Scania and Ghana Police team up to combat counterfeit goods

Cracking down on pirated parts

Scania and Ghana Police team up to combat counterfeit goods.

How can customers differentiate between pirated parts and genuine Scania articles? The sad truth is that most cannot and are being misled. To further aggravate the situation, they are often paying the same amount for a substandard – and in some cases outright dangerous – product.

The markets of the Ghanaian capital Accra are overflowing with counterfeit products, which increasingly cause concern. Therefore, Scania recently teamed up with bearings manufacturer SKF and the Ghana Police Force to shed light on the growing problem. Hauliers and authority representatives witnessed a revealing exercise as Scania West Africa’s Service Manager David Roberts showed them three oil filter units, all nearly identical. “When I cut the tops off, the two counterfeit filters fell apart. Since they look almost exactly the same on the outside, you can’t tell the difference and customers are being ripped off.”

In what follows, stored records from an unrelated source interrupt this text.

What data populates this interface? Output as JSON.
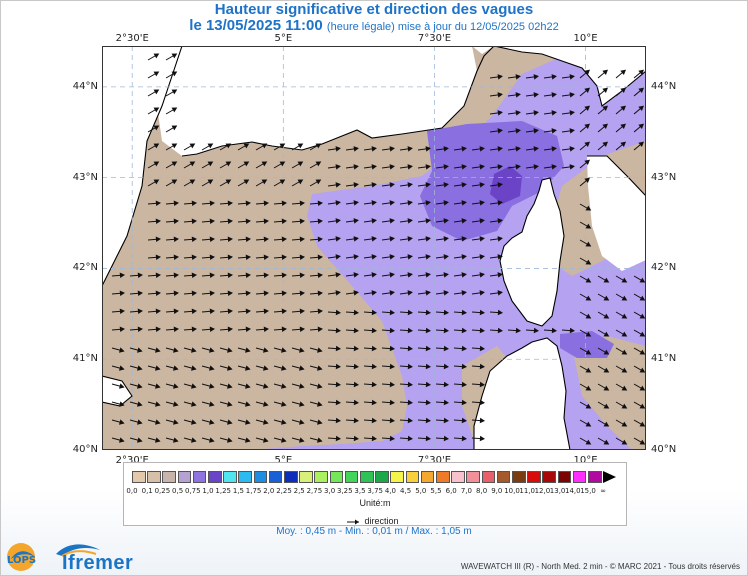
{
  "header": {
    "title": "Hauteur significative et direction des vagues",
    "date_time": "le 13/05/2025 11:00",
    "update_note": "(heure légale) mise à jour du 12/05/2025 02h22"
  },
  "map": {
    "lon_labels": [
      "2°30'E",
      "5°E",
      "7°30'E",
      "10°E"
    ],
    "lat_labels": [
      "44°N",
      "43°N",
      "42°N",
      "41°N",
      "40°N"
    ],
    "lon_values": [
      2.5,
      5,
      7.5,
      10
    ],
    "lat_values": [
      44,
      43,
      42,
      41,
      40
    ],
    "lon_range": [
      2.0,
      11.0
    ],
    "lat_range": [
      40.0,
      44.45
    ],
    "land_color": "#ffffff",
    "grid": "dashed"
  },
  "legend": {
    "colors": [
      "#e3c8aa",
      "#d8bfa8",
      "#c7b4aa",
      "#b5a2d3",
      "#8f74df",
      "#6b45c8",
      "#51e5ef",
      "#2cbaf0",
      "#1e8fe0",
      "#1860d8",
      "#0d2eb8",
      "#d8f07a",
      "#aaf060",
      "#75e85a",
      "#44d45a",
      "#2fc257",
      "#1aa84a",
      "#f4f44a",
      "#f8d03a",
      "#f4a830",
      "#ef7b27",
      "#f8c2cc",
      "#f2909a",
      "#e8606a",
      "#a45a2a",
      "#7a3d12",
      "#d80a0a",
      "#a80808",
      "#7a0404",
      "#ff30ff",
      "#b00aa0",
      "#000000"
    ],
    "tick_labels": [
      "0,0",
      "0,1",
      "0,25",
      "0,5",
      "0,75",
      "1,0",
      "1,25",
      "1,5",
      "1,75",
      "2,0",
      "2,25",
      "2,5",
      "2,75",
      "3,0",
      "3,25",
      "3,5",
      "3,75",
      "4,0",
      "4,5",
      "5,0",
      "5,5",
      "6,0",
      "7,0",
      "8,0",
      "9,0",
      "10,0",
      "11,0",
      "12,0",
      "13,0",
      "14,0",
      "15,0",
      "∞"
    ],
    "unit": "Unité:m",
    "direction_label": "direction"
  },
  "stats": "Moy. : 0,45 m   -   Min. : 0,01 m / Max. : 1,05 m",
  "branding": {
    "lops": "LOPS",
    "ifremer": "Ifremer"
  },
  "footer": "WAVEWATCH III (R) - North Med. 2 min - © MARC 2021 - Tous droits réservés"
}
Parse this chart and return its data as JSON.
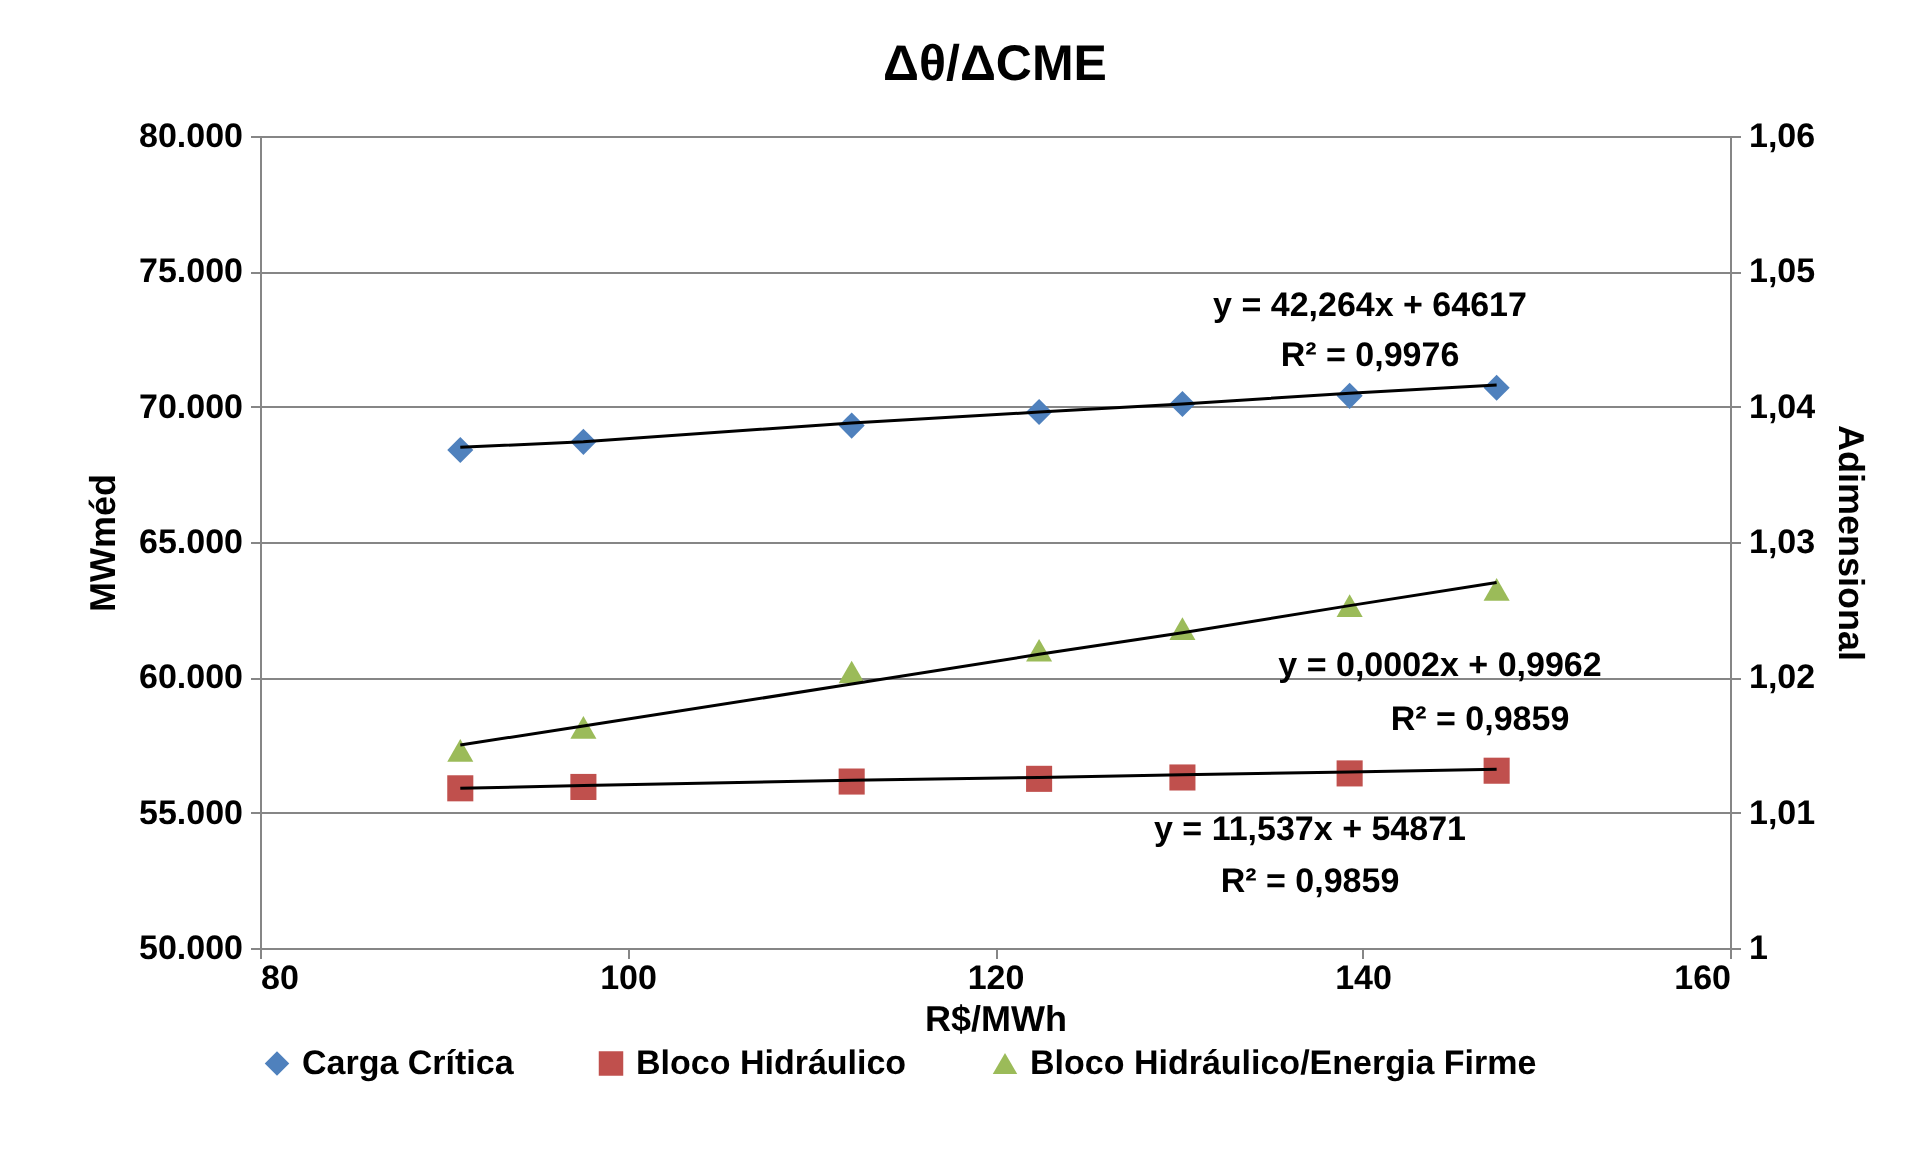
{
  "chart_data": {
    "type": "scatter",
    "title": "Δθ/ΔCME",
    "xlabel": "R$/MWh",
    "ylabel": "MWméd",
    "y2label": "Adimensional",
    "xlim": [
      80,
      160
    ],
    "xticks": [
      80,
      100,
      120,
      140,
      160
    ],
    "ylim": [
      50000,
      80000
    ],
    "yticks": [
      {
        "value": 50000,
        "label": "50.000"
      },
      {
        "value": 55000,
        "label": "55.000"
      },
      {
        "value": 60000,
        "label": "60.000"
      },
      {
        "value": 65000,
        "label": "65.000"
      },
      {
        "value": 70000,
        "label": "70.000"
      },
      {
        "value": 75000,
        "label": "75.000"
      },
      {
        "value": 80000,
        "label": "80.000"
      }
    ],
    "y2lim": [
      1,
      1.06
    ],
    "y2ticks": [
      {
        "value": 1,
        "label": "1"
      },
      {
        "value": 1.01,
        "label": "1,01"
      },
      {
        "value": 1.02,
        "label": "1,02"
      },
      {
        "value": 1.03,
        "label": "1,03"
      },
      {
        "value": 1.04,
        "label": "1,04"
      },
      {
        "value": 1.05,
        "label": "1,05"
      },
      {
        "value": 1.06,
        "label": "1,06"
      }
    ],
    "grid": "y",
    "legend": "bottom",
    "x": [
      90.9,
      97.6,
      112.2,
      122.4,
      130.2,
      139.3,
      147.3
    ],
    "series": [
      {
        "name": "Carga Crítica",
        "color": "#4f81bd",
        "marker": "diamond",
        "values": [
          68400,
          68700,
          69300,
          69800,
          70100,
          70400,
          70700
        ]
      },
      {
        "name": "Bloco Hidráulico",
        "color": "#c0504d",
        "marker": "square",
        "values": [
          55900,
          55950,
          56150,
          56250,
          56300,
          56450,
          56550
        ]
      },
      {
        "name": "Bloco Hidráulico/Energia Firme",
        "color": "#9bbb59",
        "marker": "triangle",
        "axis": "y2",
        "values": [
          1.0146,
          1.0163,
          1.0204,
          1.022,
          1.0236,
          1.0253,
          1.0265
        ]
      },
      {
        "type": "line",
        "color": "#000000",
        "values": [
          68500,
          68700,
          69400,
          69800,
          70100,
          70500,
          70800
        ]
      },
      {
        "type": "line",
        "color": "#000000",
        "axis": "y2",
        "values": [
          1.015,
          1.0164,
          1.0195,
          1.0217,
          1.0233,
          1.0253,
          1.027
        ]
      },
      {
        "type": "line",
        "color": "#000000",
        "values": [
          55900,
          56000,
          56200,
          56300,
          56400,
          56500,
          56600
        ]
      }
    ],
    "annotations": [
      "y = 42,264x + 64617",
      "R² = 0,9976",
      "y = 0,0002x + 0,9962",
      "R² = 0,9859",
      "y = 11,537x + 54871",
      "R² = 0,9859"
    ]
  }
}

Buy parts from container shops

Scania established its own operations in West Africa three years ago but there have been plenty of older vehicles on roads. These owners have over the years relied on less scrupulous workshops for parts supplies. “They buy parts from container shops in markets that are manufactured in sheds or sweatshops somewhere in the world. What is most surprising is that the price difference with a genuine part can be as low as 1.50 euro. There is a misconception that Scania’s parts are expensive.”

Scania’s original parts are fully adapted for the vehicle and developed for high quality performance. Using counterfeit parts can, at best, lead to a disappointingly short lifespan and reduced performance, and, at worst, constitute a safety risk. “We will increase our efforts to inform customers about pirated products,” says Roberts. “This is a fake economy that must be combatted.”